Weeks later I met him at his brother’s barbershop, in Elmwood. Wannton told me that since we had last met, the Haitian church’s membership had almost tripled, and the congregation had built a new church. He invited me to visit, and one Sunday a few weeks ago I went there. A young woman who had been an infant when I’d photographed the community was assigned as my translator, turning the Haitian Creole service into English for me. My photographs from the ′90s had been framed and were hung in a corridor. The welcome I received was overwhelming.

After the service, Wannton and his wife, Marie, sat down with me to talk. They told me about their children, who were are now all grown – with college degrees, professional lives, and families of their own.

Wannton still works as a school-bus driver. He said that after 34 years, he’s grateful for the income he’s earned in this country, but he’s never gotten used to the American lifestyle: working-working-working – only to pay bills and work some more. “You feel better when you are in your own country. It’s very different. Whatever you have – maybe 40 years, 50 years in the United States – you still think about your country.”

“You always have a hole in your heart,” said Marie.

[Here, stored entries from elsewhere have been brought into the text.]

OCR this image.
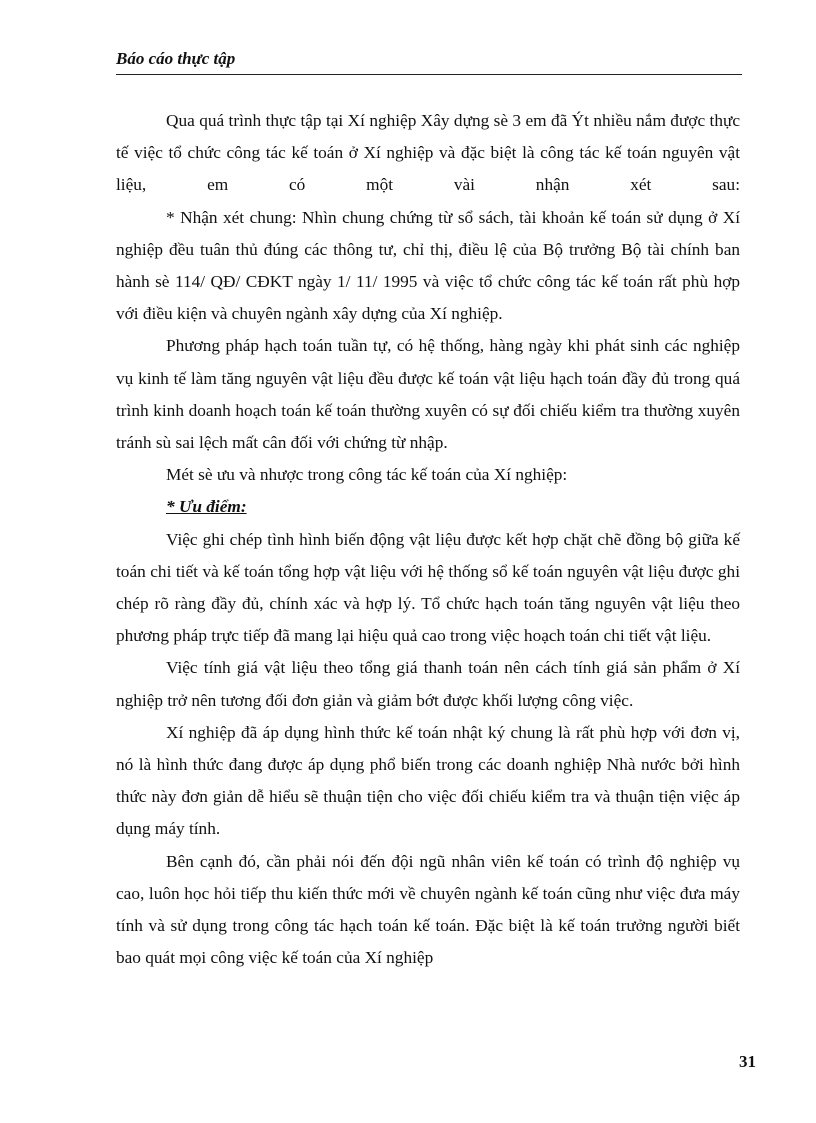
Báo cáo thực tập

Qua quá trình thực tập tại Xí nghiệp Xây dựng sè 3 em đã Ýt nhiều nắm được thực tế việc tổ chức công tác kế toán ở Xí nghiệp và đặc biệt là công tác kế toán nguyên vật liệu, em có một vài nhận xét sau:

* Nhận xét chung: Nhìn chung chứng từ sổ sách, tài khoản kế toán sử dụng ở Xí nghiệp đều tuân thủ đúng các thông tư, chỉ thị, điều lệ của Bộ trưởng Bộ tài chính ban hành sè 114/ QĐ/ CĐKT ngày 1/ 11/ 1995 và việc tổ chức công tác kế toán rất phù hợp với điều kiện và chuyên ngành xây dựng của Xí nghiệp.

Phương pháp hạch toán tuần tự, có hệ thống, hàng ngày khi phát sinh các nghiệp vụ kinh tế làm tăng nguyên vật liệu đều được kế toán vật liệu hạch toán đầy đủ trong quá trình kinh doanh hoạch toán kế toán thường xuyên có sự đối chiếu kiểm tra thường xuyên tránh sù sai lệch mất cân đối với chứng từ nhập.

Mét sè ưu và nhược trong công tác kế toán của Xí nghiệp:

* Ưu điểm:

Việc ghi chép tình hình biến động vật liệu được kết hợp chặt chẽ đồng bộ giữa kế toán chi tiết và kế toán tổng hợp vật liệu với hệ thống sổ kế toán nguyên vật liệu được ghi chép rõ ràng đầy đủ, chính xác và hợp lý. Tổ chức hạch toán tăng nguyên vật liệu theo phương pháp trực tiếp đã mang lại hiệu quả cao trong việc hoạch toán chi tiết vật liệu.

Việc tính giá vật liệu theo tổng giá thanh toán nên cách tính giá sản phẩm ở Xí nghiệp trở nên tương đối đơn giản và giảm bớt được khối lượng công việc.

Xí nghiệp đã áp dụng hình thức kế toán nhật ký chung là rất phù hợp với đơn vị, nó là hình thức đang được áp dụng phổ biến trong các doanh nghiệp Nhà nước bởi hình thức này đơn giản dễ hiểu sẽ thuận tiện cho việc đối chiếu kiểm tra và thuận tiện việc áp dụng máy tính.

Bên cạnh đó, cần phải nói đến đội ngũ nhân viên kế toán có trình độ nghiệp vụ cao, luôn học hỏi tiếp thu kiến thức mới về chuyên ngành kế toán cũng như việc đưa máy tính và sử dụng trong công tác hạch toán kế toán. Đặc biệt là kế toán trưởng người biết bao quát mọi công việc kế toán của Xí nghiệp

31
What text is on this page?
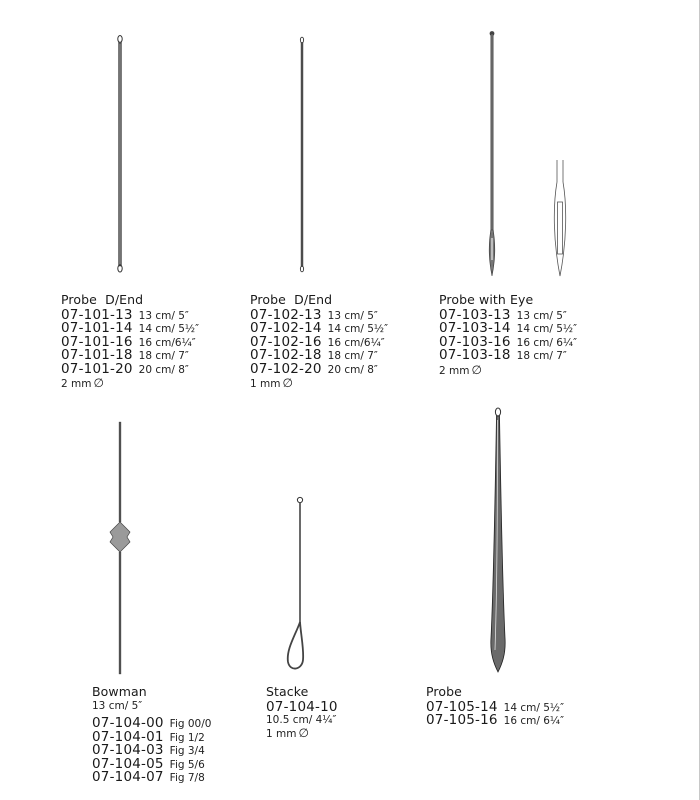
Probe  D/End
07-101-13 13 cm/ 5″
07-101-14 14 cm/ 5½″
07-101-16 16 cm/6¼″
07-101-18 18 cm/ 7″
07-101-20 20 cm/ 8″
2 mm ∅
Probe  D/End
07-102-13 13 cm/ 5″
07-102-14 14 cm/ 5½″
07-102-16 16 cm/6¼″
07-102-18 18 cm/ 7″
07-102-20 20 cm/ 8″
1 mm ∅
Probe with Eye
07-103-13 13 cm/ 5″
07-103-14 14 cm/ 5½″
07-103-16 16 cm/ 6¼″
07-103-18 18 cm/ 7″
2 mm ∅
Bowman
13 cm/ 5″
07-104-00 Fig 00/0
07-104-01 Fig 1/2
07-104-03 Fig 3/4
07-104-05 Fig 5/6
07-104-07 Fig 7/8
Stacke
07-104-10
10.5 cm/ 4¼″
1 mm ∅
Probe
07-105-14 14 cm/ 5½″
07-105-16 16 cm/ 6¼″
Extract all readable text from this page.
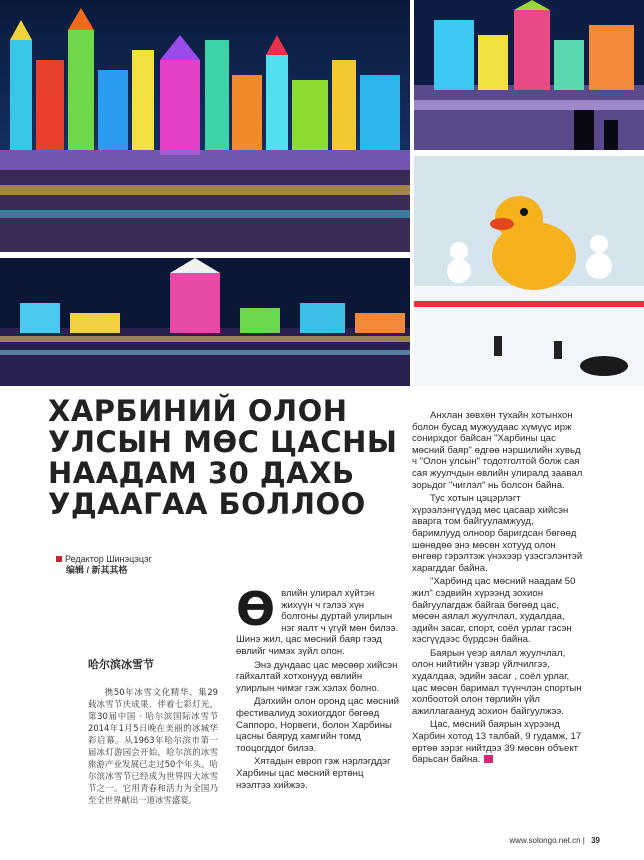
ХАРБИНИЙ ОЛОН УЛСЫН МӨС ЦАСНЫ НААДАМ 30 ДАХЬ УДААГАА БОЛЛОО
Редактор Шинэцэцэг
编辑 / 新其其格
哈尔滨冰雪节

携50年冰雪文化精华、集29载冰雪节庆成果、伴着七彩灯光，第30届中国 · 哈尔滨国际冰雪节2014年1月5日晚在美丽的冰城华彩启幕。从1963年哈尔滨市第一届冰灯游园会开始，哈尔滨的冰雪旅游产业发展已走过50个年头。哈尔滨冰雪节已经成为世界四大冰雪节之一。它用青春和活力为全国乃至全世界献出一道冰雪盛宴。

Өвлийн улирал хүйтэн жихүүн ч гэлээ хүн болгоны дуртай улирлын нэг яалт ч үгүй мөн билээ. Шинэ жил, цас мөсний баяр гээд өвлийг чимэх зүйл олон.

Энэ дундаас цас мөсөөр хийсэн гайхалтай хотхонууд өвлийн улирлын чимэг гэж хэлэх болно.

Дэлхийн олон оронд цас мөсний фестивалиуд зохиогддог бөгөөд Саппоро, Норвеги, болон Харбины цасны баяруд хамгийн томд тооцогддог билээ.

Хятадын европ гэж нэрлэгддэг Харбины цас мөсний ертөнц нээлтээ хийжээ.

Анхлан зөвхөн тухайн хотынхон болон бусад мужуудаас хүмүүс ирж сонирхдог байсан "Харбины цас мөсний баяр" өдгөө нэршилийн хувьд ч "Олон улсын" тодотголтой болж сая сая жуулчдын өвлийн улиралд заавал зорьдог "чиглэл" нь болсон байна.

Тус хотын цэцэрлэгт хүрээлэнгүүдэд мөс цасаар хийсэн аварга том байгууламжууд, баримлууд олноор баригдсан бөгөөд шөнөдөө энэ мөсөн хотууд олон өнгөөр гэрэлтэж үнэхээр үзэсгэлэнтэй харагддаг байна.

"Харбинд цас мөсний наадам 50 жил" сэдвийн хүрээнд зохион байгуулагдаж байгаа бөгөөд цас, мөсөн аялал жуулчлал, худалдаа, эдийн засаг, спорт, соёл урлаг гэсэн хэсгүүдээс бүрдсэн байна.

Баярын үеэр аялал жуулчлал, олон нийтийн үзвэр үйлчилгээ, худалдаа, эдийн засаг , соёл урлаг, цас мөсөн баримал түүнчлэн спортын холбоотой олон төрлийн үйл ажиллагаануд зохион байгуулжээ.

Цас, мөсний баярын хүрээнд Харбин хотод 13 талбай, 9 гудамж, 17 өртөө зэрэг нийтдээ 39 мөсөн объект барьсан байна.

www.solongo.net.cn | 39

I asked if we could meet back at their apartment; I wanted to make a portrait of Wannton. When I got there I noticed boxes on the dining-room floor. Wannton told me that he was building a house in Haiti, in the village where he’d grown up, and had already begun collecting things to furnish it with. He and Marie will work a couple more years in Providence and then return to Haiti to live out the rest of their lives. Their children are established in America. Their jobs are almost done.